Promulgado em 21 de junho de 1941, o Decreto-Lei 3.365/41 foi uma resposta à necessidade de regulamentar a desapropriação por utilidade pública no Brasil. Em um período de transformações significativas, este instrumento legal foi essencial para viabilizar a expansão da infraestrutura, permitindo que o governo adquirisse terras para a construção de obras públicas.
Ao longo das décadas, o decreto se mostrou um catalisador do desenvolvimento nacional. Estradas, ferrovias, barragens e outras obras de infraestrutura crucial foram viabilizadas graças a este dispositivo legal. Ele não apenas facilitou a execução desses projetos, mas também promoveu o crescimento econômico e a integração regional.
Apesar de sua importância, o Decreto-Lei 3.365/41 não está isento de críticas. Questões relacionadas à compensação justa para os proprietários e a transparência dos processos de desapropriação são temas recorrentes de debate. O equilíbrio entre interesse público e direitos individuais continua a ser um desafio para legisladores e autoridades.
Mesmo após 85 anos, o Decreto-Lei 3.365/41 permanece relevante. Em um cenário de crescente urbanização e necessidade de modernização da infraestrutura, o decreto ainda serve como uma ferramenta vital para enfrentar as demandas do século XXI. A adaptação e a atualização contínua deste marco legal são essenciais para garantir que ele continue a atender às necessidades contemporâneas do país.
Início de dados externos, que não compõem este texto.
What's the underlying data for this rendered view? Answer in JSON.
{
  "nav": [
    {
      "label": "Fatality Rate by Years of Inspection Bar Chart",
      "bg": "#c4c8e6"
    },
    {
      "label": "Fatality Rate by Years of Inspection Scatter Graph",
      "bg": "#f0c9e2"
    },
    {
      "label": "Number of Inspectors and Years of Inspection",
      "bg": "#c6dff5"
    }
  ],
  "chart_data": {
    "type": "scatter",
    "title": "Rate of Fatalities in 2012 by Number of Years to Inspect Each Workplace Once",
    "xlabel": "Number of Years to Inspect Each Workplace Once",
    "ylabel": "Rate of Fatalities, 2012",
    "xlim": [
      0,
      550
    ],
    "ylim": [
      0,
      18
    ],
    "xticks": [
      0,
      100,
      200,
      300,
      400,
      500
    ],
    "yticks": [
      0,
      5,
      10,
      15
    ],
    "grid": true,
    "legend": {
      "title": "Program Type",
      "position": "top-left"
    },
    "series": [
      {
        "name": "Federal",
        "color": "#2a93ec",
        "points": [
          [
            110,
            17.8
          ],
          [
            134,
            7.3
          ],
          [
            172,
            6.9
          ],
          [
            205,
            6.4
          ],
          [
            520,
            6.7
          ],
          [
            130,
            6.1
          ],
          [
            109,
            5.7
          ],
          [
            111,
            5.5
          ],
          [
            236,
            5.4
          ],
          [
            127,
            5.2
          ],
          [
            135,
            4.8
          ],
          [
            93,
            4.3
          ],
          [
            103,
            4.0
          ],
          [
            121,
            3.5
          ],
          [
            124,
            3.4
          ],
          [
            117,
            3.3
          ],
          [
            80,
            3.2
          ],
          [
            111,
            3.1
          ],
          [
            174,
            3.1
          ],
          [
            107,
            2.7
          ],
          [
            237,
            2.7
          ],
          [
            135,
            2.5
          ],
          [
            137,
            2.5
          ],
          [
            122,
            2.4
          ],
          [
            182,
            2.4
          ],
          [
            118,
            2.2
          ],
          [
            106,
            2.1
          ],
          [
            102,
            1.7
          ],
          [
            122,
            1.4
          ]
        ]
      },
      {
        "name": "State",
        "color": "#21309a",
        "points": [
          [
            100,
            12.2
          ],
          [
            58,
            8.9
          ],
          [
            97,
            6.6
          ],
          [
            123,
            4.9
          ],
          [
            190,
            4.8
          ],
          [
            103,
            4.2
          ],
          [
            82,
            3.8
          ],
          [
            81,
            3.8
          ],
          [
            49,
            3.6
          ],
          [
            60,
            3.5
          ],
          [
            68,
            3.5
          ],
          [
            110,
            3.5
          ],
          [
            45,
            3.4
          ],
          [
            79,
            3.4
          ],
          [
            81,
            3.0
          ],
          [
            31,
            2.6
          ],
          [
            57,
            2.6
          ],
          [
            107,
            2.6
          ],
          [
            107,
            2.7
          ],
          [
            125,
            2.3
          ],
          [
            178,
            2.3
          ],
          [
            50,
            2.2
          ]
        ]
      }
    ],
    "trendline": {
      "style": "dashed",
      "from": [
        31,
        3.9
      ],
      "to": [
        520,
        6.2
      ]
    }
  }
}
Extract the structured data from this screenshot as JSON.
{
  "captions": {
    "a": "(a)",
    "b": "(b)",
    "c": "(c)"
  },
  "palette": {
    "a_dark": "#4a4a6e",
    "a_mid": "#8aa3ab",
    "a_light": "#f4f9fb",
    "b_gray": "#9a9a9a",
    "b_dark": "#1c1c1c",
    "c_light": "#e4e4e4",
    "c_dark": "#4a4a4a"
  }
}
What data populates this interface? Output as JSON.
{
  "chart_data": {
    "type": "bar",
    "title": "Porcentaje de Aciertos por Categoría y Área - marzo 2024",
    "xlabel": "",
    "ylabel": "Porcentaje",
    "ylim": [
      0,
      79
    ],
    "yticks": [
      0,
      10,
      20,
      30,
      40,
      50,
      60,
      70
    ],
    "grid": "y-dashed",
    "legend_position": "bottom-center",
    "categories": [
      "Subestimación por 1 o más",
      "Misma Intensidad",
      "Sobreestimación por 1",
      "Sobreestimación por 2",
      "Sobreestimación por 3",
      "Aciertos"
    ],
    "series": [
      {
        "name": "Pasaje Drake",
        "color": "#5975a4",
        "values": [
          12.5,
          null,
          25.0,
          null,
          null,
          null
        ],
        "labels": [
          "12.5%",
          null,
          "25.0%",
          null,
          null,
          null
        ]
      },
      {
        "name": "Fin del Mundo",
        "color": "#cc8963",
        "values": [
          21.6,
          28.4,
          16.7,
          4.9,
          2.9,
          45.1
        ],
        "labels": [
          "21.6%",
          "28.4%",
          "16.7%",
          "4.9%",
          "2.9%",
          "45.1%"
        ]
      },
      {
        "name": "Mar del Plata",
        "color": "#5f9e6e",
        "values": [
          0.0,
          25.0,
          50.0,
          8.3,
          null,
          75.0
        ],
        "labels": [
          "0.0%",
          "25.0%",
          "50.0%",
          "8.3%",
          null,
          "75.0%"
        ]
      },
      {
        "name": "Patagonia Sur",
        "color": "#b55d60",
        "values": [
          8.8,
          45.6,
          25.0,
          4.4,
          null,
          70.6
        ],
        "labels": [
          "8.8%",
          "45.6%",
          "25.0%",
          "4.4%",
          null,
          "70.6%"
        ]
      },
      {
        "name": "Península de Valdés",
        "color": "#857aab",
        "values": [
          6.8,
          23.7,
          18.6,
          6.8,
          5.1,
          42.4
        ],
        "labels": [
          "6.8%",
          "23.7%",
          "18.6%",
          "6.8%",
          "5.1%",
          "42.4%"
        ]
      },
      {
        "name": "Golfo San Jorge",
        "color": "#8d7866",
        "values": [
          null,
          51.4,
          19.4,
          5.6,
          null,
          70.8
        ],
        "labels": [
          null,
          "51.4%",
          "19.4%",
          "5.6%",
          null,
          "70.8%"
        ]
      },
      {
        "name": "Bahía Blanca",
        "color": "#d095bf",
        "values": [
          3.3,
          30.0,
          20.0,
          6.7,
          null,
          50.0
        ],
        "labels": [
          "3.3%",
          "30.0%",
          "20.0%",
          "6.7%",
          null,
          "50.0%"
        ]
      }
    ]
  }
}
O Decreto-Lei 3.365/41 é um exemplo clássico de como a legislação pode moldar o desenvolvimento de uma nação. Embora enfrentando desafios e a necessidade de evolução, sua contribuição para a construção da infraestrutura brasileira é inegável. A frase de ‘O Leopardo’ encapsula bem o espírito desse decreto: para que tudo permaneça, é necessário que tudo se transforme.